Dissolving double BODIPY near infrared fluorescent dye (III) with AIE effect in dichloromethane, and configuring to concentration of 1 × 10^-5And measuring the fluorescence emission spectrum of the dichloromethane solution with mol/L. FIG. 2 shows the fluorescence spectrum of a fluorescent dye (III) solution prepared in example 2 of the present invention.

Example 5 AIE Effect of Dual BODIPY-based near Infrared fluorescent dyes (III)

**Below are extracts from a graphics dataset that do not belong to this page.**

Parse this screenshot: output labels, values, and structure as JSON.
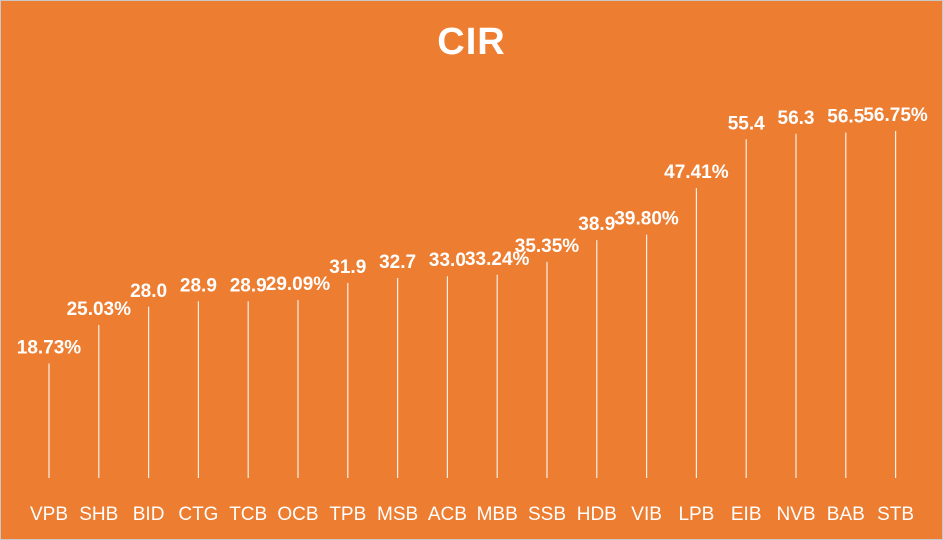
{
  "chart_data": {
    "type": "bar",
    "title": "CIR",
    "categories": [
      "VPB",
      "SHB",
      "BID",
      "CTG",
      "TCB",
      "OCB",
      "TPB",
      "MSB",
      "ACB",
      "MBB",
      "SSB",
      "HDB",
      "VIB",
      "LPB",
      "EIB",
      "NVB",
      "BAB",
      "STB"
    ],
    "values": [
      18.73,
      25.03,
      28.0,
      28.9,
      28.9,
      29.09,
      31.9,
      32.7,
      33.0,
      33.24,
      35.35,
      38.9,
      39.8,
      47.41,
      55.4,
      56.3,
      56.5,
      56.75
    ],
    "data_labels": [
      "18.73%",
      "25.03%",
      "28.0",
      "28.9",
      "28.9",
      "29.09%",
      "31.9",
      "32.7",
      "33.0",
      "33.24%",
      "35.35%",
      "38.9",
      "39.80%",
      "47.41%",
      "55.4",
      "56.3",
      "56.5",
      "56.75%"
    ],
    "xlabel": "",
    "ylabel": "",
    "ylim": [
      0,
      60
    ],
    "grid": false,
    "legend": "none",
    "colors": {
      "background": "#ed7d31",
      "text": "#ffffff",
      "stem": "#f6f0ea"
    }
  }
}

Dissolving double BODIPY near infrared fluorescent dye (III) in DMSO to obtain a solution with a concentration of 1 × 10^-3mol/L stock solution. 10 parts of stock solution are respectively added with DMSO/water solution with different proportions to be diluted to 3 mL. Wherein the content of distilled water is respectively 90%, 80%, 70%, 60%, 50%, 40%, 30%, 20%, 10% and 0%; the change process of the fluorescence emission spectrum is measured at the excitation wavelength of 710 nm. As can be seen from fig. 3, the fluorescence intensity of the solution with 10% water volume fraction is slightly lower than that of the pure DMSO solution, and when the water volume fraction of the system is further increased, the fluorescence intensity is significantly increased. When the proportion of water was increased to 90%, the fluorescence intensity reached a maximum, increasing by a factor of 12.5. FIG. 4 shows the fluorescence intensity enhancement factor (I) of the fluorescent dye (III) prepared in example 2 of the present invention in solution systems with different water contents₀Indicating the fluorescence intensity in pure DMSO).